0
votes

Lately there's been a rash of bot posts to our forms for the purpose of posting links (backlink bots).

We've added reCaptcha only to find it's been cracked and the bots can figure out the proper response.

We've added a Honeypot field but find these submissions are posting without using the form. Looks like the first catalog the form for required fields then submit only those, crack the captcha and post their spam to a comment field.

I'm sure they are blindly posting to any forms thinking they will be a blog comment so our contact us forms are getting caught up in the mess.

Next step is to block the submission if the contents contain a link. This seems like the best logical method as it goes for their goal as the trigger to block.

Question: Would looking for url characters be the best method to isolate a spam submission or could FILTER_SANITIZE_URL be used as a hook to trigger the deny?

3
Add a nonce as a hidden form field, if the right random nonce from the request is not returned with the form submission then bin itAnigel
take the shotgun approache and just remove all html from the submission? can't have links if there's no html.Marc B
do you use csrf tokens?piddl0r
only reCaptcha and honeypot at this time. Looking for next level that will work as these methods are not working. I'll research Nonce. And simply removing the html will not help as we are trying to block any submission that contain html not strip the html out and allow the post.Burndog

3 Answers

0
votes

Just expanding on my comment as a few people seemed to think it had merit.
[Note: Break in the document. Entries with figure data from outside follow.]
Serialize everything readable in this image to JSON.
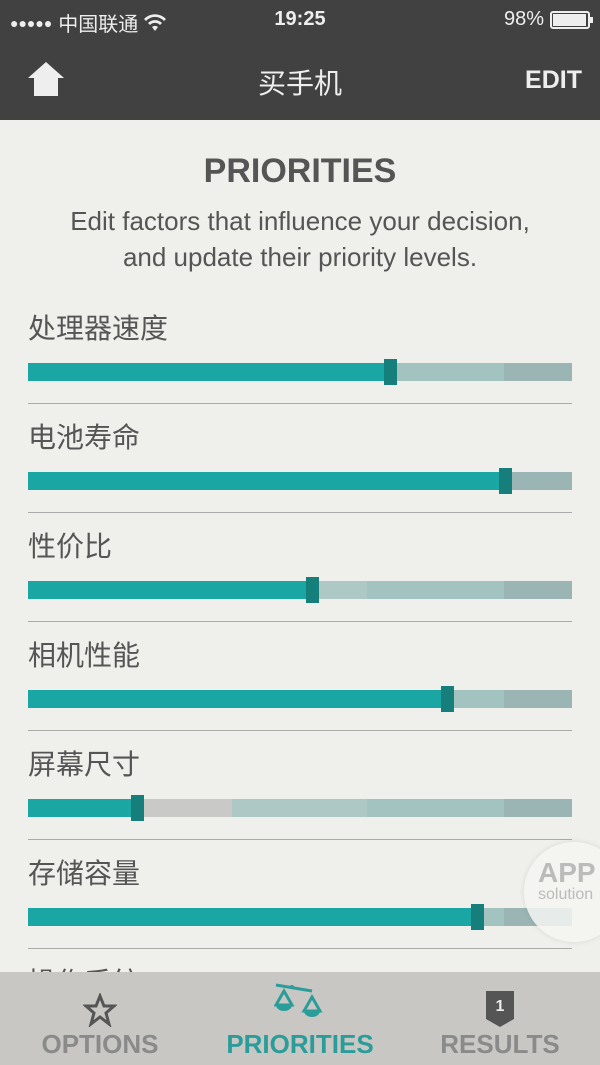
{
  "status_bar": {
    "signal": "●●●●●",
    "carrier": "中国联通",
    "time": "19:25",
    "battery": "98%",
    "battery_level": 0.98
  },
  "nav": {
    "title": "买手机",
    "edit_label": "EDIT",
    "home_icon": "home-icon"
  },
  "main": {
    "heading": "PRIORITIES",
    "description_line1": "Edit factors that influence your decision,",
    "description_line2": "and update their priority levels.",
    "factors": [
      {
        "label": "处理器速度",
        "value": 0.665
      },
      {
        "label": "电池寿命",
        "value": 0.877
      },
      {
        "label": "性价比",
        "value": 0.522
      },
      {
        "label": "相机性能",
        "value": 0.77
      },
      {
        "label": "屏幕尺寸",
        "value": 0.2
      },
      {
        "label": "存储容量",
        "value": 0.825
      },
      {
        "label": "操作系统"
      }
    ]
  },
  "watermark": {
    "line1": "APP",
    "line2": "solution"
  },
  "tabs": [
    {
      "label": "OPTIONS",
      "icon": "star-icon"
    },
    {
      "label": "PRIORITIES",
      "icon": "scale-icon",
      "active": true
    },
    {
      "label": "RESULTS",
      "icon": "badge-icon",
      "badge": "1"
    }
  ],
  "colors": {
    "accent": "#1aa6a3",
    "thumb": "#167f7c",
    "bar": "#414141"
  }
}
There are several approaches to this.

I would suggest adding a nonce to your forms as a hidden field. When the user requests a form from your site a nonce is created that has to be returned with the form by that user for it to be a valid submission.

This answer gives more information about that. How to create and use nonces

You also say about blocking all entries that contain any html. a simple method of doing that is

if (strip_tags($string) !== $string)
    // Drop post as it had html in it
0
votes
if (strstr($data,'http://')) {
    echo "contains link";
}
-1
votes

You can pass some checksum along with the form data to validate it. On client-side, add an event listener on form's "submit" event, where you, for example, calculate sum of length of all form fields, and then put it in hidden field. On server-side, calculate the checksum the same way, and compare it with what you got in that hidden field.

Sum of lengths is the simplest way of checking, but it would cut off all automated bots, that are not targeting exactly your site. But if that would not be enough, you can create more complex algorithm to calculate checksum, and then obfuscate that javascript, so it would take a lot more effort to adapt these bots for your protection system.